Tensions come to a boiling point when Zisi throws a glass of champagne in her rival's face. Eliot chases after her, saying—within Joss's hearing—that she is only a child. Learning from a newspaper article that Eliot is a notorious jewel thief, the outraged Joss mails Hester's photo of him to the police.

Eliot has already decided to leave. He sneaks out late at night, but, on hearing a drunken Paul attack Joss in her bedroom on the second floor, he rushes up to her room. He punches Paul, who then tries to climb down a drainpipe, but the pipe breaks and Paul falls to his death. Eliot tells everyone not to call the police. A remorseful Joss confesses to Eliot that she has denounced him to the police. At her request, he gives her a grownup kiss. Then he disposes of Paul's body and disappears.

While Renard is questioning the uncooperative children the next morning, their solicitor uncle, Mr Bullock, arrives. He has been summoned by an unsigned telegram to extricate them. From the source of the message, Renard realizes that it is from Eliot and that he is trying to escape across the border to Germany on a river barge.

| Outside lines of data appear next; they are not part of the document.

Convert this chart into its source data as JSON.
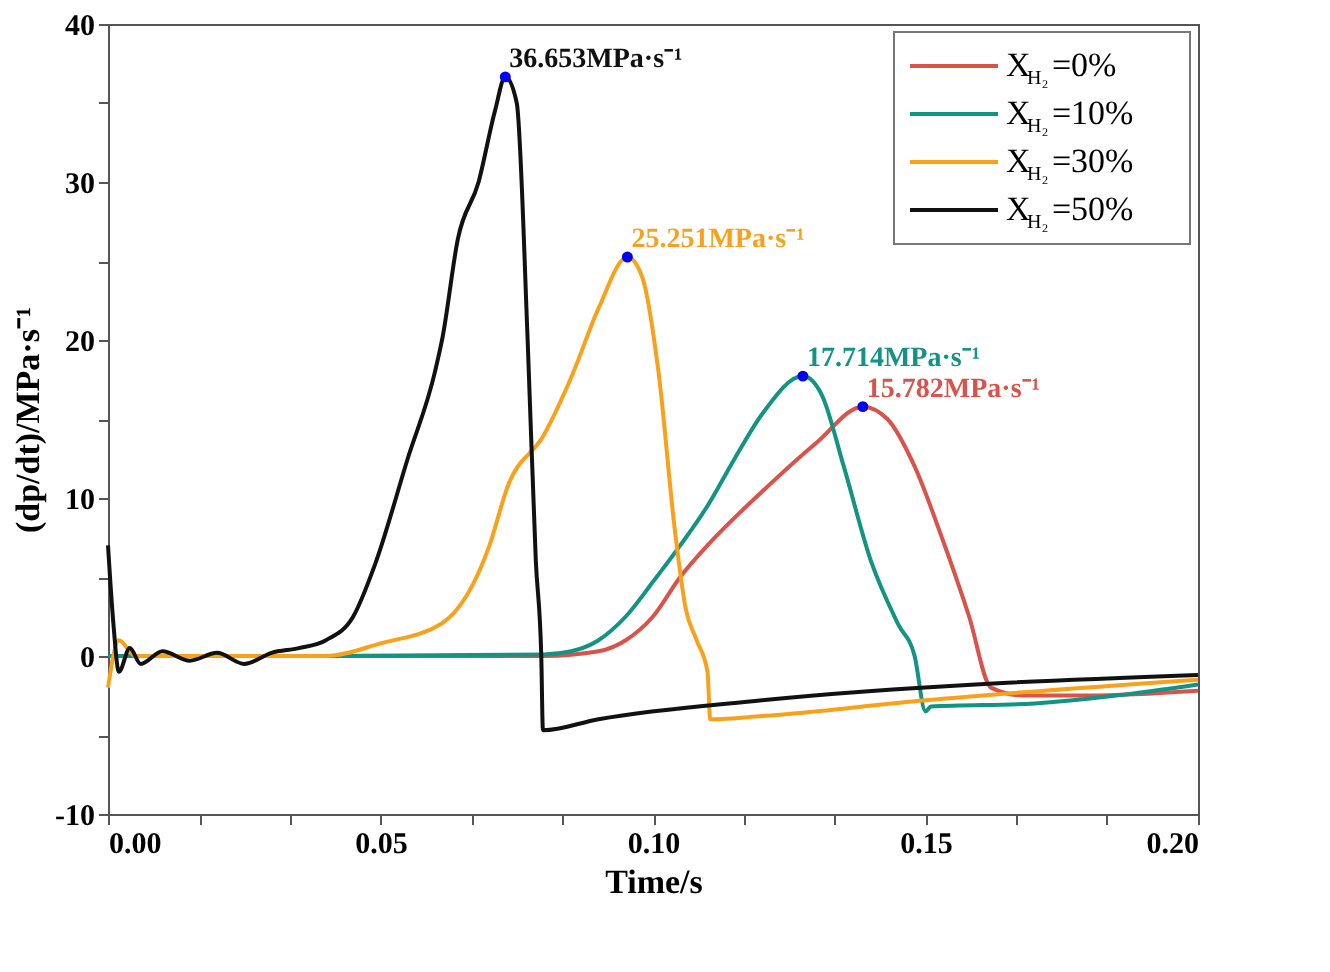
{
  "chart_data": {
    "type": "line",
    "xlabel": "Time/s",
    "ylabel": "(dp/dt)/MPa·s⁻¹",
    "xlim": [
      0,
      0.2
    ],
    "ylim": [
      -10,
      40
    ],
    "xticks": [
      {
        "value": 0,
        "label": "0.00"
      },
      {
        "value": 0.0167,
        "label": null
      },
      {
        "value": 0.0333,
        "label": null
      },
      {
        "value": 0.05,
        "label": "0.05"
      },
      {
        "value": 0.0667,
        "label": null
      },
      {
        "value": 0.0833,
        "label": null
      },
      {
        "value": 0.1,
        "label": "0.10"
      },
      {
        "value": 0.1167,
        "label": null
      },
      {
        "value": 0.1333,
        "label": null
      },
      {
        "value": 0.15,
        "label": "0.15"
      },
      {
        "value": 0.1667,
        "label": null
      },
      {
        "value": 0.1833,
        "label": null
      },
      {
        "value": 0.2,
        "label": "0.20"
      }
    ],
    "yticks": [
      -10,
      {
        "value": -5,
        "label": null
      },
      0,
      {
        "value": 5,
        "label": null
      },
      10,
      {
        "value": 15,
        "label": null
      },
      20,
      {
        "value": 25,
        "label": null
      },
      30,
      {
        "value": 35,
        "label": null
      },
      40
    ],
    "grid": false,
    "legend": "top right",
    "marker": "none",
    "line_style": "solid",
    "series": [
      {
        "name": "X$_{H₂}$=0%",
        "color": "#d9534a",
        "x": [
          0,
          0.04,
          0.08,
          0.09,
          0.095,
          0.1,
          0.105,
          0.11,
          0.12,
          0.13,
          0.1385,
          0.143,
          0.148,
          0.153,
          0.158,
          0.162,
          0.168,
          0.18,
          0.2
        ],
        "values": [
          0,
          0,
          0,
          0.3,
          1,
          2.5,
          5,
          7,
          10.4,
          13.5,
          15.782,
          15,
          12,
          7.5,
          2.5,
          -2,
          -2.5,
          -2.5,
          -2.2
        ]
      },
      {
        "name": "X$_{H₂}$=10%",
        "color": "#129384",
        "x": [
          0,
          0.04,
          0.08,
          0.085,
          0.09,
          0.095,
          0.1,
          0.105,
          0.11,
          0.115,
          0.12,
          0.1275,
          0.131,
          0.135,
          0.14,
          0.145,
          0.148,
          0.15,
          0.151,
          0.17,
          0.2
        ],
        "values": [
          0,
          0,
          0.1,
          0.3,
          1,
          2.5,
          4.7,
          7,
          9.5,
          12.5,
          15.3,
          17.714,
          16.5,
          12,
          6,
          2,
          0,
          -3.5,
          -3.2,
          -3,
          -1.8
        ]
      },
      {
        "name": "X$_{H₂}$=30%",
        "color": "#f9a11b",
        "x": [
          0,
          0.002,
          0.005,
          0.04,
          0.05,
          0.0614,
          0.07,
          0.0733,
          0.08,
          0.0852,
          0.09,
          0.0953,
          0.098,
          0.101,
          0.104,
          0.106,
          0.108,
          0.11,
          0.1105,
          0.12,
          0.15,
          0.2
        ],
        "values": [
          -2,
          1,
          0,
          0,
          0.8,
          2.1,
          7,
          10.7,
          14,
          17.8,
          22,
          25.251,
          24,
          18,
          8,
          3,
          1,
          -1,
          -4,
          -3.8,
          -2.8,
          -1.5
        ]
      },
      {
        "name": "X$_{H₂}$=50%",
        "color": "#111111",
        "x": [
          0,
          0.001,
          0.002,
          0.004,
          0.006,
          0.01,
          0.015,
          0.02,
          0.025,
          0.03,
          0.035,
          0.04,
          0.045,
          0.049,
          0.055,
          0.06,
          0.0614,
          0.0642,
          0.068,
          0.071,
          0.0729,
          0.075,
          0.077,
          0.0785,
          0.0795,
          0.0798,
          0.09,
          0.12,
          0.2
        ],
        "values": [
          7,
          2,
          -1,
          0.5,
          -0.5,
          0.3,
          -0.3,
          0.2,
          -0.5,
          0.2,
          0.5,
          1,
          2.5,
          5.8,
          12.5,
          18,
          20.2,
          26.4,
          30,
          34.5,
          36.653,
          35,
          20,
          6,
          0,
          -4.7,
          -4,
          -2.8,
          -1.2
        ]
      }
    ],
    "annotations": [
      {
        "text": "15.782MPa·s⁻¹",
        "x": 0.1385,
        "y": 15.782
      },
      {
        "text": "17.714MPa·s⁻¹",
        "x": 0.1275,
        "y": 17.714
      },
      {
        "text": "25.251MPa·s⁻¹",
        "x": 0.0953,
        "y": 25.251
      },
      {
        "text": "36.653MPa·s⁻¹",
        "x": 0.0729,
        "y": 36.653
      }
    ]
  }
}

Renard explains that Eliot is now also suspected of murdering Paul, but Joss states he died in an accident after trying to escape from her room. With it now almost certain that the police will capture Eliot attempting to escape via the river barge, Hester breaks down in tears and is consoled by her uncle, while Joss walks away alone from the hotel down a country lane.

== Production ==
The film was a co-production between Victor Saville and Edward Small for United Artists. It was meant to be one of several the two made together, a never-filmed adaptation of The Mousetrap intended to be another, with the third being Legacy of a Spy. Cary Grant was the original choice for the male lead. However, the film was eventually set up at Columbia.

According to Lewis Gilbert, Victor Saville sent the script to Kenneth More before him.

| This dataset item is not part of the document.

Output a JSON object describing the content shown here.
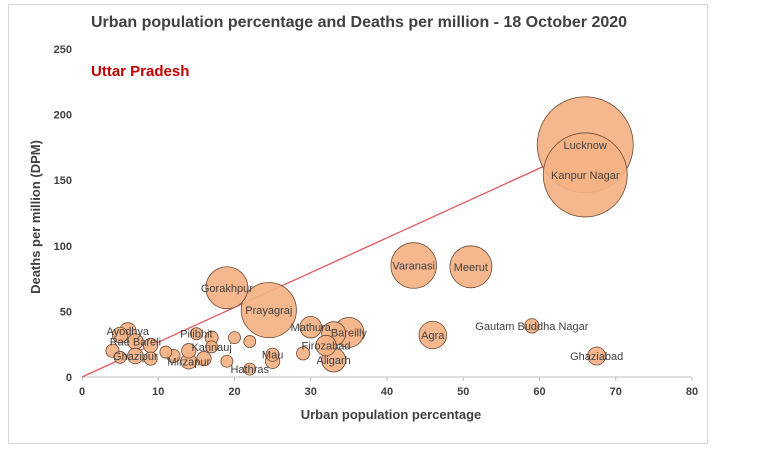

More later wrote that Lewis Gilbert insisted he go on a diet before making the film in order that he might be more believable as a romantic lead. More did so as he very badly wanted to star in the movie.

Hayley Mills was originally offered a lead role. Gilbert says his wife saw Susannah York on stage in a production of The Crucible. This led to her being auditioned and she was given the role.

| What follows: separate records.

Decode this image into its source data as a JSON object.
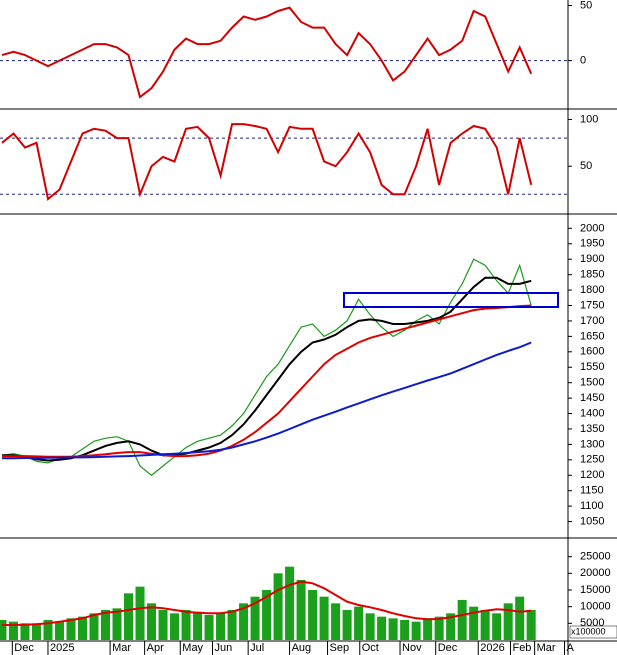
{
  "chart_data": [
    {
      "type": "line",
      "ylim": [
        -43,
        55
      ],
      "yticks": [
        50,
        0
      ],
      "ref_lines": [
        0
      ],
      "xlim": [
        -0.17,
        49.2
      ],
      "x": [
        0,
        1,
        2,
        3,
        4,
        5,
        6,
        7,
        8,
        9,
        10,
        11,
        12,
        13,
        14,
        15,
        16,
        17,
        18,
        19,
        20,
        21,
        22,
        23,
        24,
        25,
        26,
        27,
        28,
        29,
        30,
        31,
        32,
        33,
        34,
        35,
        36,
        37,
        38,
        39,
        40,
        41,
        42,
        43,
        44,
        45,
        46
      ],
      "series": [
        {
          "color": "#d40000",
          "values": [
            5,
            8,
            5,
            0,
            -5,
            0,
            5,
            10,
            15,
            15,
            12,
            5,
            -33,
            -25,
            -10,
            10,
            20,
            15,
            15,
            18,
            30,
            40,
            37,
            40,
            45,
            48,
            35,
            30,
            30,
            15,
            5,
            25,
            15,
            0,
            -18,
            -10,
            5,
            20,
            5,
            10,
            18,
            45,
            40,
            15,
            -10,
            12,
            -12
          ]
        }
      ]
    },
    {
      "type": "line",
      "ylim": [
        0,
        109
      ],
      "yticks": [
        100,
        50
      ],
      "ref_lines": [
        80,
        20
      ],
      "xlim": [
        -0.17,
        49.2
      ],
      "x": [
        0,
        1,
        2,
        3,
        4,
        5,
        6,
        7,
        8,
        9,
        10,
        11,
        12,
        13,
        14,
        15,
        16,
        17,
        18,
        19,
        20,
        21,
        22,
        23,
        24,
        25,
        26,
        27,
        28,
        29,
        30,
        31,
        32,
        33,
        34,
        35,
        36,
        37,
        38,
        39,
        40,
        41,
        42,
        43,
        44,
        45,
        46
      ],
      "series": [
        {
          "color": "#d40000",
          "values": [
            75,
            85,
            70,
            75,
            15,
            25,
            55,
            85,
            90,
            88,
            80,
            80,
            20,
            50,
            60,
            55,
            90,
            92,
            80,
            40,
            95,
            95,
            93,
            90,
            65,
            92,
            90,
            90,
            55,
            50,
            65,
            85,
            65,
            30,
            20,
            20,
            50,
            90,
            30,
            75,
            85,
            93,
            90,
            70,
            20,
            80,
            30
          ]
        }
      ]
    },
    {
      "type": "line",
      "ylim": [
        1000,
        2040
      ],
      "yticks": [
        1050,
        1100,
        1150,
        1200,
        1250,
        1300,
        1350,
        1400,
        1450,
        1500,
        1550,
        1600,
        1650,
        1700,
        1750,
        1800,
        1850,
        1900,
        1950,
        2000
      ],
      "xlim": [
        -0.17,
        49.2
      ],
      "x": [
        0,
        1,
        2,
        3,
        4,
        5,
        6,
        7,
        8,
        9,
        10,
        11,
        12,
        13,
        14,
        15,
        16,
        17,
        18,
        19,
        20,
        21,
        22,
        23,
        24,
        25,
        26,
        27,
        28,
        29,
        30,
        31,
        32,
        33,
        34,
        35,
        36,
        37,
        38,
        39,
        40,
        41,
        42,
        43,
        44,
        45,
        46
      ],
      "series": [
        {
          "color": "#1a9a1a",
          "values": [
            1265,
            1270,
            1262,
            1245,
            1240,
            1255,
            1260,
            1285,
            1310,
            1320,
            1325,
            1310,
            1230,
            1200,
            1230,
            1260,
            1290,
            1310,
            1320,
            1330,
            1360,
            1400,
            1460,
            1520,
            1560,
            1620,
            1680,
            1690,
            1650,
            1670,
            1700,
            1770,
            1720,
            1680,
            1650,
            1670,
            1700,
            1720,
            1690,
            1760,
            1820,
            1900,
            1880,
            1830,
            1790,
            1880,
            1750
          ]
        },
        {
          "color": "#000000",
          "values": [
            1265,
            1265,
            1260,
            1252,
            1248,
            1250,
            1255,
            1265,
            1280,
            1295,
            1305,
            1310,
            1300,
            1280,
            1265,
            1265,
            1270,
            1280,
            1290,
            1305,
            1330,
            1365,
            1410,
            1460,
            1510,
            1560,
            1600,
            1630,
            1640,
            1655,
            1680,
            1700,
            1705,
            1700,
            1690,
            1690,
            1695,
            1700,
            1710,
            1730,
            1770,
            1810,
            1840,
            1840,
            1820,
            1820,
            1830
          ]
        },
        {
          "color": "#e00000",
          "values": [
            1262,
            1262,
            1262,
            1261,
            1260,
            1260,
            1260,
            1262,
            1265,
            1268,
            1272,
            1275,
            1275,
            1270,
            1265,
            1262,
            1262,
            1265,
            1270,
            1280,
            1295,
            1315,
            1340,
            1370,
            1400,
            1440,
            1480,
            1520,
            1560,
            1590,
            1610,
            1630,
            1645,
            1655,
            1665,
            1675,
            1685,
            1695,
            1705,
            1715,
            1725,
            1735,
            1740,
            1742,
            1745,
            1748,
            1750
          ]
        },
        {
          "color": "#0a1ccc",
          "values": [
            1255,
            1255,
            1256,
            1256,
            1257,
            1257,
            1258,
            1258,
            1259,
            1260,
            1261,
            1262,
            1264,
            1266,
            1268,
            1270,
            1272,
            1275,
            1278,
            1283,
            1290,
            1300,
            1310,
            1322,
            1335,
            1350,
            1365,
            1380,
            1393,
            1406,
            1420,
            1433,
            1446,
            1459,
            1471,
            1483,
            1495,
            1507,
            1518,
            1530,
            1545,
            1560,
            1575,
            1590,
            1603,
            1615,
            1630
          ]
        }
      ]
    },
    {
      "type": "bar",
      "ylim": [
        0,
        30000
      ],
      "yticks": [
        5000,
        10000,
        15000,
        20000,
        25000
      ],
      "unit_label": "x100000",
      "xlim": [
        -0.17,
        49.2
      ],
      "x": [
        0,
        1,
        2,
        3,
        4,
        5,
        6,
        7,
        8,
        9,
        10,
        11,
        12,
        13,
        14,
        15,
        16,
        17,
        18,
        19,
        20,
        21,
        22,
        23,
        24,
        25,
        26,
        27,
        28,
        29,
        30,
        31,
        32,
        33,
        34,
        35,
        36,
        37,
        38,
        39,
        40,
        41,
        42,
        43,
        44,
        45,
        46
      ],
      "xticks": [
        {
          "value": 0.9,
          "label": "Dec"
        },
        {
          "value": 4,
          "label": "2025"
        },
        {
          "value": 9.4,
          "label": "Mar"
        },
        {
          "value": 12.4,
          "label": "Apr"
        },
        {
          "value": 15.5,
          "label": "May"
        },
        {
          "value": 18.3,
          "label": "Jun"
        },
        {
          "value": 21.4,
          "label": "Jul"
        },
        {
          "value": 25,
          "label": "Aug"
        },
        {
          "value": 28.3,
          "label": "Sep"
        },
        {
          "value": 31.1,
          "label": "Oct"
        },
        {
          "value": 34.6,
          "label": "Nov"
        },
        {
          "value": 37.7,
          "label": "Dec"
        },
        {
          "value": 41.4,
          "label": "2026"
        },
        {
          "value": 44.2,
          "label": "Feb"
        },
        {
          "value": 46.3,
          "label": "Mar"
        },
        {
          "value": 48.9,
          "label": "A"
        }
      ],
      "series": [
        {
          "type": "bar",
          "color": "#1aa01a",
          "values": [
            6000,
            5500,
            5000,
            5000,
            6000,
            5500,
            6500,
            7000,
            8000,
            9000,
            9500,
            14000,
            16000,
            11000,
            9000,
            8000,
            9000,
            8500,
            7500,
            8000,
            9000,
            11000,
            13000,
            15000,
            20000,
            22000,
            18000,
            15000,
            13000,
            11000,
            9000,
            10000,
            8000,
            7000,
            6500,
            6000,
            5500,
            6500,
            7000,
            8000,
            12000,
            10000,
            9000,
            8000,
            11000,
            13000,
            9000
          ]
        },
        {
          "type": "line",
          "color": "#e00000",
          "values": [
            4500,
            4500,
            4600,
            4700,
            5000,
            5500,
            6000,
            6500,
            7500,
            8200,
            8500,
            9000,
            9500,
            9800,
            9500,
            9000,
            8500,
            8200,
            8000,
            8000,
            8500,
            9500,
            11000,
            13000,
            15000,
            16500,
            17500,
            17000,
            15500,
            13500,
            11500,
            10500,
            9800,
            9000,
            8000,
            7200,
            6500,
            6200,
            6300,
            6800,
            7500,
            8200,
            8800,
            9200,
            9000,
            8500,
            8800
          ]
        }
      ]
    }
  ]
}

Filming started 29 August 1960 at Shepperton Studios.

== Reception ==
The film premiered on 5 April 1961 at the Odeon Leicester Square in London's West End. Reviews were positive. Variety called it a "leisurely, romantic drama."

Kinematograph Weekly called it a "money maker" at the British box office in 1961.

Gilbert said the film "got extraordinarily good notices" but "didn't do what it should have" at the box office although "it didn't do badly." He later argued films about a young girl in love with an older man did not work at the box office such as Love in the Afternoon.

Lewis Gilbert thought Kenneth More was miscast. "He was somehow too normal, it didn't quite work; that's a role Dirk [Bogarde] should have played because you could well imagine a girl of fifteen or sixteen falling in love with Dirk." It was the last film More and Gilbert made together after several successful collaborations.

Susannah York also felt that, though she "loved" the movie "I didn't think that was a totally successful film. I always felt that Dirk Bogarde was the person for the Kenneth More role. It needed someone with a touch of dark mystery and Dirk would have been perfect." (York and Bogarde did eventually appear together some years later in the spy comedy-drama Sebastian, released in 1968).